If he couldn’t reach Priebus, Walker might call House Speaker Paul Ryan, third in line to be president, about a Wisconsin issue. After all, Ryan had represented southeast Wisconsin for 18 years.
Or, state Assembly Speaker Robin Vos could try to reach Priebus, his roommate when both attended UW-Whitewater.
If the issue involved northwest Wisconsin, Republican U.S. Rep. Sean Duffy—a champion of Trump and a sound-bite favorite of cable TV news shows—could quickly get the White House’s attention.
Or Duffy, then chairman of an important U.S. House subcommittee, could network with other powerful GOP power brokers on a Wisconsin problem.
Another powerful House Republican, 5th District Rep.

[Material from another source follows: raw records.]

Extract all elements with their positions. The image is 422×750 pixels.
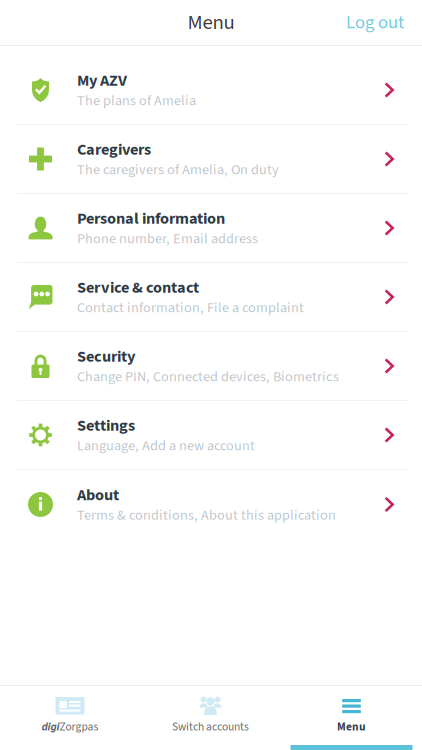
staticText: Settings (77, 414, 135, 437)
staticText: Caregivers (77, 138, 151, 161)
staticText: Contact information, File a complaint (77, 298, 304, 318)
staticText: Personal information (77, 207, 225, 230)
staticText: The caregivers of Amelia, On duty (77, 160, 279, 180)
staticText: Change PIN, Connected devices, Biometric… (77, 367, 339, 387)
button[interactable]: Log out (346, 9, 422, 36)
staticText: Phone number, Email address (77, 229, 258, 249)
button[interactable]: Settings (0, 401, 422, 470)
staticText: Log out (346, 9, 404, 36)
staticText: Zorgpas (60, 719, 98, 735)
staticText: Menu (188, 8, 234, 37)
staticText: My AZV (77, 69, 127, 92)
button[interactable]: Caregivers (0, 125, 422, 194)
button[interactable]: digi (0, 686, 140, 750)
staticText: Terms & conditions, About this applicati… (77, 505, 336, 526)
staticText: Menu (337, 719, 366, 735)
button[interactable]: Service & contact (0, 263, 422, 332)
button[interactable]: Security (0, 332, 422, 401)
button[interactable]: Switch accounts (140, 686, 281, 750)
staticText: Language, Add a new account (77, 436, 255, 456)
staticText: Security (77, 345, 135, 368)
staticText: digi (42, 719, 60, 735)
button[interactable]: Menu (281, 686, 422, 750)
staticText: Switch accounts (172, 719, 249, 735)
staticText: The plans of Amelia (77, 91, 196, 111)
staticText: About (77, 484, 119, 507)
button[interactable]: Personal information (0, 194, 422, 263)
button[interactable]: My AZV (0, 56, 422, 125)
staticText: Service & contact (77, 276, 199, 299)
button[interactable]: About (0, 470, 422, 539)
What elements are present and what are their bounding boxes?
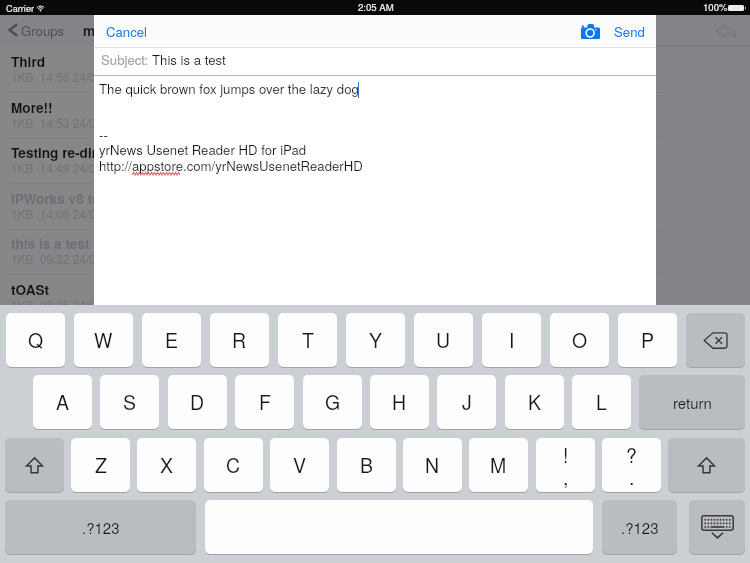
button[interactable]: Groups	[0, 15, 68, 46]
staticText: !	[563, 441, 569, 469]
button[interactable]: Backspace	[686, 313, 745, 367]
staticText: 1KB 14:56 24/04	[11, 68, 103, 85]
button[interactable]: tOASt	[0, 275, 656, 321]
button[interactable]: H	[370, 375, 429, 429]
button[interactable]: D	[168, 375, 227, 429]
staticText: F	[259, 388, 271, 416]
staticText: S	[123, 388, 137, 416]
button[interactable]: The quick brown fox jumps over the lazy …	[94, 76, 656, 305]
button[interactable]: S	[100, 375, 159, 429]
staticText: 1KB 09:32 24/04	[11, 250, 103, 267]
button[interactable]: B	[337, 438, 396, 492]
staticText: http://appstore.com/yrNewsUsenetReaderHD	[99, 156, 363, 175]
button[interactable]: V	[270, 438, 329, 492]
staticText: The quick brown fox jumps over the lazy …	[99, 79, 359, 98]
button[interactable]: A	[33, 375, 92, 429]
staticText: A	[56, 388, 70, 416]
staticText: E	[165, 326, 179, 354]
staticText: Send	[614, 22, 645, 41]
button[interactable]: P	[618, 313, 677, 367]
staticText: K	[528, 388, 542, 416]
button[interactable]: C	[204, 438, 263, 492]
staticText: D	[190, 388, 205, 416]
staticText: .?123	[82, 517, 120, 538]
button[interactable]: J	[437, 375, 496, 429]
staticText: L	[596, 388, 607, 416]
staticText: R	[232, 326, 247, 354]
staticText: 2:05 AM	[358, 0, 394, 14]
button[interactable]: !	[536, 438, 595, 492]
staticText: I	[509, 326, 515, 354]
staticText: 100%	[703, 0, 728, 14]
button[interactable]: Testing re-direct	[0, 138, 656, 184]
staticText: P	[641, 326, 655, 354]
staticText: X	[160, 451, 174, 479]
button[interactable]: R	[210, 313, 269, 367]
button[interactable]: return	[639, 375, 745, 429]
staticText: J	[462, 388, 472, 416]
button[interactable]: M	[469, 438, 528, 492]
button[interactable]: Subject:	[94, 47, 656, 75]
button[interactable]: Q	[6, 313, 65, 367]
button[interactable]: Insert photo	[572, 15, 608, 47]
staticText: Q	[28, 326, 44, 354]
button[interactable]: G	[303, 375, 362, 429]
staticText: Y	[369, 326, 383, 354]
button[interactable]: More!!	[0, 93, 656, 139]
button[interactable]: W	[74, 313, 133, 367]
staticText: More!!	[11, 98, 53, 117]
button[interactable]: L	[572, 375, 631, 429]
button[interactable]: I	[482, 313, 541, 367]
button[interactable]: U	[414, 313, 473, 367]
button[interactable]: Z	[71, 438, 130, 492]
staticText: M	[490, 451, 507, 479]
staticText: V	[293, 451, 307, 479]
staticText: .?123	[621, 517, 659, 538]
staticText: 1KB 14:49 24/04	[11, 159, 103, 176]
button[interactable]: X	[137, 438, 196, 492]
button[interactable]: ?	[602, 438, 661, 492]
staticText: ,	[563, 463, 569, 491]
button[interactable]: Third	[0, 47, 656, 93]
staticText: Carrier	[6, 1, 35, 14]
button[interactable]: .?123	[5, 500, 196, 554]
staticText: Z	[95, 451, 107, 479]
staticText: U	[436, 326, 451, 354]
button[interactable]: E	[142, 313, 201, 367]
staticText: yrNews Usenet Reader HD for iPad	[99, 140, 307, 159]
button[interactable]: Send	[602, 15, 650, 47]
staticText: tOASt	[11, 280, 50, 299]
button[interactable]: Shift	[668, 438, 745, 492]
staticText: B	[360, 451, 374, 479]
button[interactable]: O	[550, 313, 609, 367]
button[interactable]: Cancel	[94, 15, 158, 47]
staticText: .	[629, 463, 635, 491]
staticText: W	[94, 326, 113, 354]
staticText: this is a test	[11, 234, 90, 253]
staticText: C	[226, 451, 241, 479]
button[interactable]: F	[235, 375, 294, 429]
staticText: H	[392, 388, 407, 416]
staticText: Groups	[21, 21, 65, 40]
button[interactable]: this is a test	[0, 229, 656, 275]
button[interactable]: N	[403, 438, 462, 492]
staticText: T	[302, 326, 314, 354]
button[interactable]: K	[505, 375, 564, 429]
button[interactable]: .?123	[602, 500, 677, 554]
staticText: 1KB 14:06 24/04	[11, 205, 103, 222]
staticText: m	[83, 21, 96, 40]
staticText: This is a test	[152, 50, 226, 69]
staticText: return	[673, 392, 712, 413]
staticText: IPWorks v8 test	[11, 189, 112, 208]
button[interactable]: T	[278, 313, 337, 367]
button[interactable]: Reply	[708, 17, 742, 45]
button[interactable]: Hide keyboard	[689, 500, 745, 554]
staticText: Third	[11, 52, 45, 71]
staticText: Testing re-direct	[11, 143, 117, 162]
button[interactable]: IPWorks v8 test	[0, 184, 656, 230]
staticText: 1KB 08:25 24/04	[11, 296, 103, 313]
button[interactable]: Y	[346, 313, 405, 367]
button[interactable]: Shift	[5, 438, 64, 492]
staticText: 1KB 14:53 24/04	[11, 114, 103, 131]
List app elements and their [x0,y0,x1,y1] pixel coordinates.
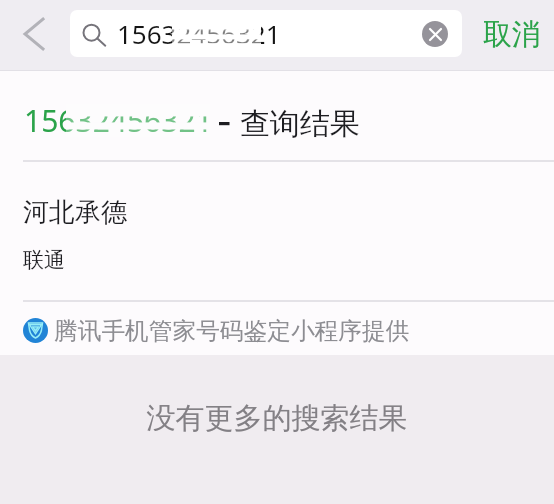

James Sensenbrenner, a lawmaker since 1979, could also be counted on for problem-solving advice.
What Wisconsin officials might call Washington leaders about could be waiving federal Medicaid rules to require healthy, childless recipients to work or get job training to keep getting benefits, or putting a time limit on their Medicaid benefits.
Or, could that disaster declaration after flooding in southwest Wisconsin be issued soon?
When Wisconsin’s new governor, Democrat Tony Evers, or Republican legislative leaders seek help from Washington, there are no political levers to pull or chits to call in.
In a divided nation’s capitol—where Republicans control the White House and U.S. Senate, but Democrats control the House—there are no leaders to move Wisconsin’s problems to the top of any “to do” lists.
Wisconsin’s trifecta of GOP Washington fixers—Walker, Ryan and Priebus—are gone.
Walker lost his bid for a third term.
Ryan retired after a frustrating final term, apologizing as he left for soaring federal spending and deficits.
Trump fired Priebus in July 2017.
Sensenbrenner and Duffy lost their subcommittee chairmanships and all institutional power when Democrats won control of the House on Nov. 6.
Democratic House Speaker Nancy Pelosi, who replaced Ryan, owes Wisconsin’s five Republican members of the House nothing.
Of Wisconsin’s three House Democrats—Gwen Moore, of Milwaukee; Mark Pocan, of Madison, and Ron Kind, of La Crosse—Moore has worked with Pelosi the longest.
Kind has the most seniority of the three, but he again voted to not re-elect Pelosi as House speaker—votes the hardball-playing speaker will never forget or forgive.
Pocan is co-chair of the Congressional Progressive Caucus, but it is unclear how much clout that group will have in a divided Washington.
And, the state’s two U.S senators—conservative Republican Ron Johnson, who is serving what he says will be his final term, and liberal Democrat Tammy Baldwin, who won a new six-year term on Nov. 6—disagree on how to approach all major problems facing the nation.
Johnson can take calls for help from Vos and State Senate Majority Leader Scott Fitzgerald, and relay those concerns to the White House. But Pelosi does not need to work with Wisconsin’s GOP senator.
Evers will call Baldwin for help on Washington issues, but U.S. Senate Majority Leader Mitch McConnell struggles to lead his GOP caucus, so he has no time for Baldwin.
National political experts say Wisconsin and Michigan might be the two states that lost the most clout in Washington in recent years.
“You can make a good case that Wisconsin’s decline in power and influence is one of the most noteworthy in modern times,” said Larry Sabato, a University of Virginia political science professor and director of the Center for Politics.
But, Sabato added, “At the same time you’d also have to say the state has become a critical swing state in presidential elections. No swing state is going to be ignored.”